What happens next blows my mind: people watching the live streams donate “virtual gifts” to the live streamers.
The gifts are a type of currency on TikTok. They represent a sticker that is shown on screen, along with your username, for the streamer and everyone watching the stream. The gifts must be purchased with coins, which need to be bought with real money, of course. Later on, these gifts can be converted back into real money for the live streamer to claim.
So in other words, people are gifting anywhere from $0.07 to $70 to their content producers with hopes to be recognized by the streamer and potentially get a shoutout.
TikTok got this idea from Twitch, a live streaming platform for gamers. Twitch would give consumers the option to donate money to their favourite gamers as they watched them play video games.
This whole concept seems pretty ludicrous, except it became popular enough for Twitter to begin crafting their own version of user donations in a crowdsourced video system as a new revenue strategy. Kurt Wagner (follow him on Twitter: @KurtWagner8) said, “…it’s become a popular business model for companies hoping to help creators make money from their fans or followers. Twitter would take a cut of the transactions.” And, of course, the companies he is referring to are Twitch and TikTok.
Crowdsourcing does, in fact, have great stories, especially the ones involving GoFundMe. Crowdsourcing for serious causes can sometimes change people’s lives and always work for the greater good. However, when it comes to gifting live streamers with money in order for them to continue streaming, I believe people are putting money in the wrong places.
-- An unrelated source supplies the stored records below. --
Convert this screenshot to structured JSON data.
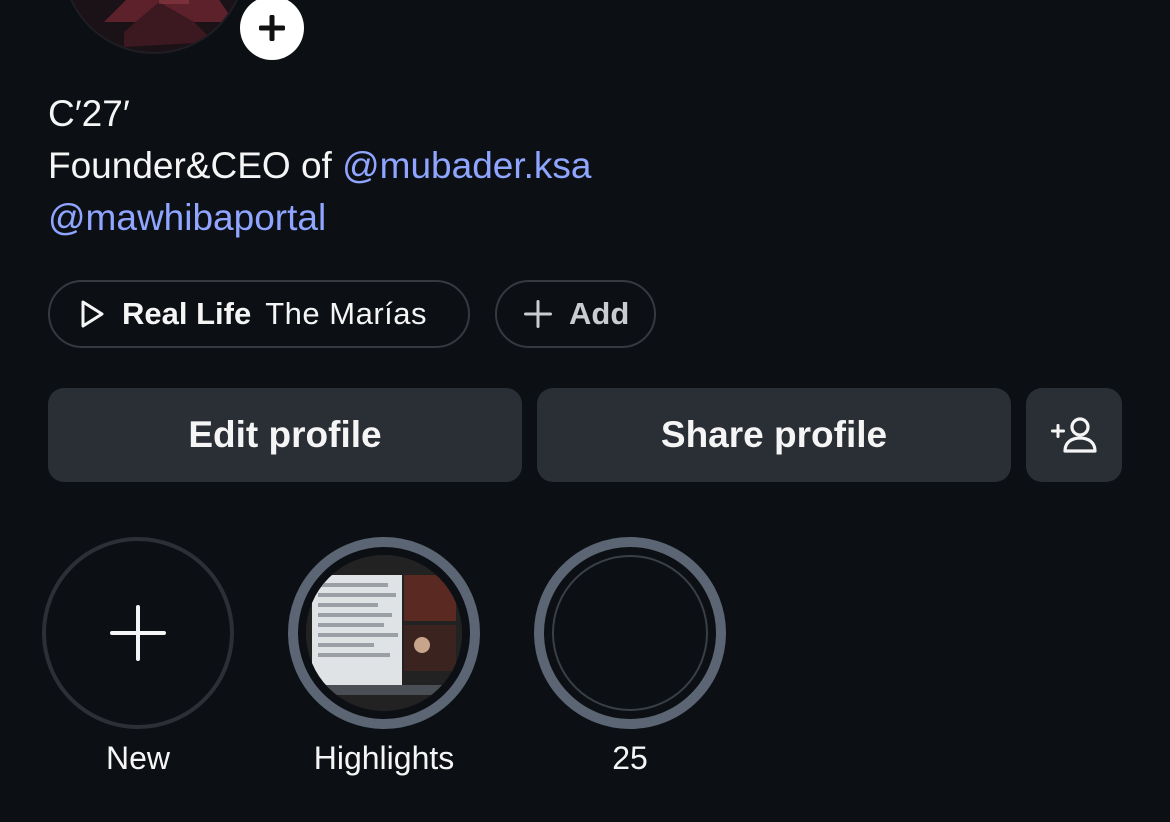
{
  "profile": {
    "avatar_icon": "avatar",
    "add_story_icon": "plus-icon"
  },
  "bio": {
    "line1": "C′27′",
    "line2_prefix": "Founder&CEO of ",
    "mention1": "@mubader.ksa",
    "mention2": "@mawhibaportal",
    "link_color": "#8fa5ff"
  },
  "music_chip": {
    "icon": "play-icon",
    "title": "Real Life",
    "artist": "The Marías"
  },
  "add_chip": {
    "icon": "plus-icon",
    "label": "Add"
  },
  "actions": {
    "edit_label": "Edit profile",
    "share_label": "Share profile",
    "add_user_icon": "add-person-icon"
  },
  "highlights": [
    {
      "label": "New",
      "icon": "plus-icon"
    },
    {
      "label": "Highlights"
    },
    {
      "label": "25"
    }
  ],
  "colors": {
    "background": "#0c1014",
    "button_bg": "#2a2e35",
    "highlight_ring": "#5b6573"
  }
}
My opinion may be completely different from yours because this topic is dependent on how engaged each of us are in social media. Do you think user donations on social media platforms are justified? I personally don’t think they are because, from what I’ve seen on my social media, the reasons people are donating are: they find the person attractive, they support the person being open about their sexuality, or they think the person is funny. Almost all streams I come across are of young people sitting in their rooms alone on their phone, and watching people gift them money, instead of donating to some of the causes on GoFundMe, doesn’t sit right with me.